‘Massive’ new ESXiArgs ransomware campaign has compromised thousands of victims

European cybersecurity authorities are warning of “massive active network exploitation” of an almost 2-year-old VMWare ESXi vulnerability by ransomware actors.

The campaign is being named ESXiArgs because the ransomware creates an additional file with the extension .args after encrypting a document. The file contains information about how to decrypt the victim document, researchers say.

Thousands of servers in Europe and North America have already been compromised, according to Censys searches for systems displaying a ransom note. The Austrian CERT warned on Monday that "at least 3,276 systems" had been affected.

As VMWare describes ESXi, the product is a “bare-metal hypervisor ... with direct access to and control of underlying resources” — offering access to critical files and allowing the attackers to disrupt an enormous range of the user's resources.

A patch for the vulnerability, assigned CVE-2021-21974, was issued in February 2021. Government agencies and cybersecurity experts are urging administrators to update unpatched servers immediately. 

The vulnerability was first discovered by Mikhail Klyuchnikov of Positive Technologies, a Russian cybersecurity firm that was sanctioned by the U.S. Department of Commerce on the grounds that it was trafficking in “cyber tools” used to hack organizations.

There is no reason to believe that Klyuchnikov’s disclosure was tied to the sanctions, nor is there any link between Klyuchnikov and the ongoing campaign. VMWare acknowledged and thanked him in its own confirmation of the vulnerability.

A working proof-of-concept exploit has been available for CVE-2021-21974 since May 2021, although it is not known whether this is the same exploit being used in the ESXiArgs campaign.

The vulnerability is being exploited “for the purpose of releasing ransomware,” stated the Italy’s National Cybersecurity Agency (ACN) late on Saturday.

France’s computer emergency response team (CERT-FR) also issued a bulletin about the campaign late on Friday to warn of the ransomware campaign.

CERT-FR’s head, Mathieu Feuillet, tweeted that the team had received “many reports related to this campaign” and stressed it was to be treated “urgently!”

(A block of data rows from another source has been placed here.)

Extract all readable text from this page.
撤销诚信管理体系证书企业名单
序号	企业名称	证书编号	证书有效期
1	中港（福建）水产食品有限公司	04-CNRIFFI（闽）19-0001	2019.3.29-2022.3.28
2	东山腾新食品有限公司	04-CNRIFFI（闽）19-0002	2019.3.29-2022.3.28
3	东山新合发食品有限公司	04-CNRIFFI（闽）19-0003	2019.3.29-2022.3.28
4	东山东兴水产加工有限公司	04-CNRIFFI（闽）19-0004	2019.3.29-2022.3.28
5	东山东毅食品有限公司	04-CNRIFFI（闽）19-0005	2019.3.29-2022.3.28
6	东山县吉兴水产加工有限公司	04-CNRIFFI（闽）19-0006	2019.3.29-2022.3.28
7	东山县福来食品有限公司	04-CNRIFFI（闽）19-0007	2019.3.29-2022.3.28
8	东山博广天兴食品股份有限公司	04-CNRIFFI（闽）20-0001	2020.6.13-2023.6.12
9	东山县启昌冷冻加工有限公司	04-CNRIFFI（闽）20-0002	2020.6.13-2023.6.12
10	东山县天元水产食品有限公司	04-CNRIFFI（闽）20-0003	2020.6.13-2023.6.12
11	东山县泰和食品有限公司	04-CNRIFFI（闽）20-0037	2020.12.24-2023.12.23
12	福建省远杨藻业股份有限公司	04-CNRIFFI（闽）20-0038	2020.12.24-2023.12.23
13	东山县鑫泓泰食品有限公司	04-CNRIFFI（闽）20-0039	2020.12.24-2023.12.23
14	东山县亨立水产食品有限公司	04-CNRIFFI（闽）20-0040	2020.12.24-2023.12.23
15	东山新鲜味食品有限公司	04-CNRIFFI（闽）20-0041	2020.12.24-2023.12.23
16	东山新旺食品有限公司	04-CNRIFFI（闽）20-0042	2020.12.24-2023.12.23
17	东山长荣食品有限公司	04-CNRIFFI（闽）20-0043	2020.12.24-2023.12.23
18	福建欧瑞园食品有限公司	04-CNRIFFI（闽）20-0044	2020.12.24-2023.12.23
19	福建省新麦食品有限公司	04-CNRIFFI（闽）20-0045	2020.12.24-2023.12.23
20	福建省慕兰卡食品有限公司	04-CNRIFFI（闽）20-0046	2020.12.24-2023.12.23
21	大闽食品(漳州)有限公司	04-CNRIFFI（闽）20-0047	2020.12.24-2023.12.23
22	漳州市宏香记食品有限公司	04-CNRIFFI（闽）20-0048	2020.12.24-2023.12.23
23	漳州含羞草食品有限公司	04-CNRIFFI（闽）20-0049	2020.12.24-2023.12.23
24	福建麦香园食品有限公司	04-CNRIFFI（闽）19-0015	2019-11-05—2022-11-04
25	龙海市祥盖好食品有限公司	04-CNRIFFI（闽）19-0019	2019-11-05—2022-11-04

Julien Levrard, the chief information security officer at French cloud computing business OVHCloud, warned that the company's technical teams had been detecting ransomware attacks on a global basis.

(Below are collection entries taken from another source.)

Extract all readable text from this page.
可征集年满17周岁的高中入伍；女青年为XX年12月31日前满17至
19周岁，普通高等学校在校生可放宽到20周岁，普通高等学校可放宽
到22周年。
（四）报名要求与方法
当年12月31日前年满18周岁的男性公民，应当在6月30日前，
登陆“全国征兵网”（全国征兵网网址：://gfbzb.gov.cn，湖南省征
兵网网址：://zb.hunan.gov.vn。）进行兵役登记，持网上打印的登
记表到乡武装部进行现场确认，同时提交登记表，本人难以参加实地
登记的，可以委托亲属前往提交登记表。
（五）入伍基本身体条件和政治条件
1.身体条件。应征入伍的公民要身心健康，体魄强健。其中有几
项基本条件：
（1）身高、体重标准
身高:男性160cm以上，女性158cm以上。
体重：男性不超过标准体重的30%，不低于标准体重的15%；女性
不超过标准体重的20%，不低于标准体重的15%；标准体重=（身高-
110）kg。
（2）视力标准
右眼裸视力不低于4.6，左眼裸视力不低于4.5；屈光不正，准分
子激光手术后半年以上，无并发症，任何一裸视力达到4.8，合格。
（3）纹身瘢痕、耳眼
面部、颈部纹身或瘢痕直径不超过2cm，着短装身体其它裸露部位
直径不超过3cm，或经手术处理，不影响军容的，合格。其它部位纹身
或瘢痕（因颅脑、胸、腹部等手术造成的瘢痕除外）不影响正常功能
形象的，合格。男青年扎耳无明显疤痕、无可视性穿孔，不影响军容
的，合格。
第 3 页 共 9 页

Levrard, who said the OVHCloud team initially believed the attack was linked to the Nevada ransomware, said the link was “a mistake” and that it could not make any attributions at the moment.
Finland's Kyberturvallisuuskeskus (Cybersecurity Center) said that the updates “should be installed immediately,” and warned: “Due to the scope of the campaign, servers that have not been updated can be assumed to be hacked.”